Они целуются часто, но до боли коротко, страстно, так по-глупому сминая чужие губы в неловкой спешке. Лиза мажет помадой по алебастровой коже, скользит от запачканных губ к щеке, оставляя бардово-красный след, и заставляет хватать воздух губами, прижимаясь ближе, сильнее, бесстыдно выпрашивая ещё немного поцелуев и тепла, контрастирующего с холодной стеной подвального помещения в церкви. Джинн сжимает волосы Лизы, но не оттягивает. Надо бы, конечно, но сил на это уже попросту нет. Нет, так же как и хоть какого-то малейшего смысла, ведь желание — дикое, горящее, постыдно захватывающее её тело, нет, её сердце, сильнее Джинн. Сильнее Лизы. Сильнее божественных порядков самого Барбатоса. Её тянет к ней, как стрелку на магните к земному полюсу, и Джинн прогибается навстречу к опаляющему её хрупкие ключицы языку, уже почти что привычно ласкающего её собственную кожу. Вздох, граничащий с непристойным стоном и дикое смущение, порицание всего существа этой чертовой ведьмы.
«Будь бы этот мир проклят», — проносится в голове и Джинн смеётся совсем тихо и до одури, практически до бешенства влюбленно, обжигая разгоряченным дыханием ухо ведьмы.
Интересно, чтобы сказали другие, узнай о том, как одного из главных пасторов бесстыдно зажимали в подвале священного Собора? Стали бы презирать? Выгнали бы из церкви? Постоянно бы осуждали, называя её позором клана Гуннхильдр? Её всю жизнь учили быть верной, целомудренной, сохранять свою невинность даже в мыслях и банально отбирали её право на любовь. Но разве возможность искренне любить человека — не часть той свободы, которую Барбатос проповедовал людям всего Монда на протяжении тысячи веков? Разве любить, пускай и страстно, пускай и не прилично, но искренне и честно — не правильно? Так почему...? Почему же Джинн ощущает стыд? Вину, как-будто бы содеянное здесь действительно является непростительным грехом, безжалостно удушающим за то, что она позволила себе быть слабой?

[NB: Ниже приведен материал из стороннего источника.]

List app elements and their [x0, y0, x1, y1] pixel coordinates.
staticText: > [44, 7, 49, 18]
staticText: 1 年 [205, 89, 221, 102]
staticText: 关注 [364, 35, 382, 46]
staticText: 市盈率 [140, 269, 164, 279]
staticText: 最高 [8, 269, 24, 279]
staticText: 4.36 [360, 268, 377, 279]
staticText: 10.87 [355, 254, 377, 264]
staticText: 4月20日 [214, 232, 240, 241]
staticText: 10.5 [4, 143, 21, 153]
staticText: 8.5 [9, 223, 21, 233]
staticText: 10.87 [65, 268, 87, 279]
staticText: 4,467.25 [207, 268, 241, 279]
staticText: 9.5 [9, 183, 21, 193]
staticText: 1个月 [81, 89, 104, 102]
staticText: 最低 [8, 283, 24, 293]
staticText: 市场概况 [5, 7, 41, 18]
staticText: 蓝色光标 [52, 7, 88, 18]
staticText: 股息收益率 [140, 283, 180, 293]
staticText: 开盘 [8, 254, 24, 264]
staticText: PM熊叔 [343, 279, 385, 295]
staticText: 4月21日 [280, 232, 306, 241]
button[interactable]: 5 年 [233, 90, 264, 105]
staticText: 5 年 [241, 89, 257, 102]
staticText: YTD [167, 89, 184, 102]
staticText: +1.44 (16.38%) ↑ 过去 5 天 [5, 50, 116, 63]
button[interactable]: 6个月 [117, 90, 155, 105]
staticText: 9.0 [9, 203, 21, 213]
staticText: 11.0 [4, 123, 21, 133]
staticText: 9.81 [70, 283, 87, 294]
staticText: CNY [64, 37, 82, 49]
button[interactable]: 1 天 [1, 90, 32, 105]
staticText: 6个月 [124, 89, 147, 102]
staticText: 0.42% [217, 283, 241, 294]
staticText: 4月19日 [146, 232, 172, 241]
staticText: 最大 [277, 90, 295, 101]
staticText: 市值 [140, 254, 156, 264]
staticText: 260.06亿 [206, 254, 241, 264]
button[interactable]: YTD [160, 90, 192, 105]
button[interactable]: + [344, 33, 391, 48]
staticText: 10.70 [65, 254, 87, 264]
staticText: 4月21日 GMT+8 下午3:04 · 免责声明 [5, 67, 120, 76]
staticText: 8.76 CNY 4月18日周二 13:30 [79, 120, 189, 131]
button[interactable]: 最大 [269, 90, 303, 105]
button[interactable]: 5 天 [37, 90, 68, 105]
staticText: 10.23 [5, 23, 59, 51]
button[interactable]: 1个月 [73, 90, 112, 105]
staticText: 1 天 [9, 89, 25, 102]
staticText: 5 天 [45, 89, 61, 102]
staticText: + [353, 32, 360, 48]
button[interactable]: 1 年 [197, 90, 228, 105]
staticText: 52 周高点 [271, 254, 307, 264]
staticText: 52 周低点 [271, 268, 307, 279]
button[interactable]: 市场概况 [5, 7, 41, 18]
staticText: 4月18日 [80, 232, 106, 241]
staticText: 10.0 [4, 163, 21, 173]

— Лиза...— её голос дрогнул, то ли от неуверенности, то ли от сладкой истомы, заставляющей ноги подкашиваться и практически полностью отдавать в руки девушке. Минси дёрнулась, но тут же остановилась, с большим усилием отрываясь от дрожащего тела Джинн.
Тишину в подвале нарушало лишь неровное дыхание и доносящийся скрип ставней от гуляющего по пустому собору ветру. Они смотрели друг другу в глаза с минуту, любуясь своим растрёпанным видом, но потом Лиза сдалась и первая уткнулась в плече, ластясь своей щекой навстречу к девушке, словно кошка, просящая немного внимания и еды. Джинн запрокинула голову, как бы давая разрешение провести носом по закрытой шее, и погладила мягкие волосы правой рукой, закрыв глаза, стараясь прислушаться к разливающемуся от прикосновений родному и любимому теплу чужого тела.
— Пожалуйста... — донёсся хриплый голос и Джинн ощутила мимолётное прикосновение губ к щеке, быстрое-быстрое, за которым последовал нервный, тяжелый глоток воздуха. — Пожалуйста, позволь мне ещё немного....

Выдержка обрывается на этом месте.